В ноябре 1932 года Л. Сейфуллина побывала в Свердловске. Она выступала на стройках ГоспромУрала, в клубах Профинтерн, Деловом клубе строителей. Ее выступления предварял В. Правдухин докладом о творчестве писательницы.

После 20 ноября она была в Челябинске, а затем состоялись встречи с магнитогорцами. Здесь она ознакомилась с историей литературного движения на Магнитострое, отметила огромный рост творческих сил, особо подчеркнула большую положительную роль товарищеской критики литературных произведений авторов, работающих здесь, и выразила сожаление, что оргкомитет охватил не все творческие силы Магнитостроя, не развернул как следует работу по призыву рабочих-ударников в литературу.

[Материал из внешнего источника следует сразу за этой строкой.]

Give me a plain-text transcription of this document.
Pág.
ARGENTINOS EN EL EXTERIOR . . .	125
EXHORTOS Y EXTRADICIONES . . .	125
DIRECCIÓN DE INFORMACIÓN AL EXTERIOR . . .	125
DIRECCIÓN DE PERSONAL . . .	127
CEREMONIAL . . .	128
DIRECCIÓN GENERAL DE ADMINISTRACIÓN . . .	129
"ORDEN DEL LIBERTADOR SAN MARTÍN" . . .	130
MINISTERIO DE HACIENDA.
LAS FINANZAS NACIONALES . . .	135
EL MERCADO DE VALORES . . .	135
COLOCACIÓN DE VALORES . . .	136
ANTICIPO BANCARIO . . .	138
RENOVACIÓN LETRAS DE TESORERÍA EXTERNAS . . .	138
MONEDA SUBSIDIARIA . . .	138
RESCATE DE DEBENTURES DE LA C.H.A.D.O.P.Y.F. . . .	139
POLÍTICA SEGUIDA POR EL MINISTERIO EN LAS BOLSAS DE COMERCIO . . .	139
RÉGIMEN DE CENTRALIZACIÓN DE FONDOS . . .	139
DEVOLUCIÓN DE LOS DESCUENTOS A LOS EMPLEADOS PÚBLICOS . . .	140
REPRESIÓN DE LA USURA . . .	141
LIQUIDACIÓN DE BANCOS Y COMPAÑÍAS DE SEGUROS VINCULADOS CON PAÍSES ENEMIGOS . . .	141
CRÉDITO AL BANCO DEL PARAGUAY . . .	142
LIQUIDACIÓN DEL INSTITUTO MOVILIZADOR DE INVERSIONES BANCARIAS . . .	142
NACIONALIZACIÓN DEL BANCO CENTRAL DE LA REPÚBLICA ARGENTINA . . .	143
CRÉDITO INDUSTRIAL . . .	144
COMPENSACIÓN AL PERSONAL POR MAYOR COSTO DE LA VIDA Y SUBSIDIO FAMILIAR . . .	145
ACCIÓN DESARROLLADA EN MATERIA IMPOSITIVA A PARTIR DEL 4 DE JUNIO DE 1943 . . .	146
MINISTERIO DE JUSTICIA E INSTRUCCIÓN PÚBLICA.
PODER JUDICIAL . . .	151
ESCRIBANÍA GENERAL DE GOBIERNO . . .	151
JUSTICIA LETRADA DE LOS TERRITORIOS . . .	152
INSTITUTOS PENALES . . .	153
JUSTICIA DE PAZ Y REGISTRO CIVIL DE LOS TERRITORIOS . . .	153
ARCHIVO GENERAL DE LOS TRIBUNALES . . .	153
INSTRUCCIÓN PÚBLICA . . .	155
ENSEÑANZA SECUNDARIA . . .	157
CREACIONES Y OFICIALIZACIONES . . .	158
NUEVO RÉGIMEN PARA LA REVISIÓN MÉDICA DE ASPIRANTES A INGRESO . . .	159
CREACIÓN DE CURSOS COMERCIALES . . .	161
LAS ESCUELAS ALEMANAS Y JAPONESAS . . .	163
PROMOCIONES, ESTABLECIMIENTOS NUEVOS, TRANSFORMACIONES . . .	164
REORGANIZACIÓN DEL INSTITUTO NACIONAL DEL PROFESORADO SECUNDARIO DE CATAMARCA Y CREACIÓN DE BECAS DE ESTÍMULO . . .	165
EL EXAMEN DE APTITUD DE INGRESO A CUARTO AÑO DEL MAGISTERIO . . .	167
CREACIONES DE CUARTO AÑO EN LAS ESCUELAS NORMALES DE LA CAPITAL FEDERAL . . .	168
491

Л. Сейфуллина ознакомилась со стихами Б. Ручьева, М. Люгарина, высказала пожелание о том, чтобы магнитогорские писатели уделяли больше внимания созданию хороших пьес. Много позднее Л. Сейфуллина, следя за уральскими молодыми авторами, горячо поддерживала прозаика С. Мелешина.

В годы Великой Отечественной войны, несмотря на свою болезнь, Л. Сейфуллина не могла стоять в стороне от происходящих событий. Она отказалась от эвакуации в тыл и добилась выезда в действующую армию. Сохранилось заявление Лидии Николаевны в управление милиции г. Москвы от 29 октября 1943 года с просьбой разрешить ей, члену президиума Союза советских писателей СССР, выехать на фронт в подшефную 39-ю армию генерал-лейтенанта Берзарина Николая Эрастовича. Это была ее очередная поездка к фронтовикам. Впервые Сейфуллина в действующей армии была в 1942 году. По Всесоюзному радио передавались ее материалы о героизме солдат и офицеров, в газетах печатались очерки и корреспонденции. Журналистская активная деятельность по заслугам была оценена командованием армии. В День Советской Армии в 1943 году ее наградили гвардейским значком. Этим значком Лидия Николаевна очень гордилась и, когда шла на какое-либо выступление или официальный вечер, — как утверждала ее сестра З. Сейфуллина, то всегда прикалывала его рядом с орденом Трудового Красного Знамени.

«Поедем, Ясынька...»

Прочитана стопка неопубликованных писем Лидии Николаевны к Ларисе Михайловне Рейснер, которой в мае 1985 года исполнилось бы 90 лет.

Пытаюсь вникнуть в их удивительно нежную дружбу, разных по характеру людей, оставивших в молодой советской литературе неизгладимый след. Их роднит богатая внутренняя культура русских интеллигентов, воспитанных на лучших семейных и общественных традициях, где высоко ценили не только отечественную словесность, но и хорошо знали европейскую литературу.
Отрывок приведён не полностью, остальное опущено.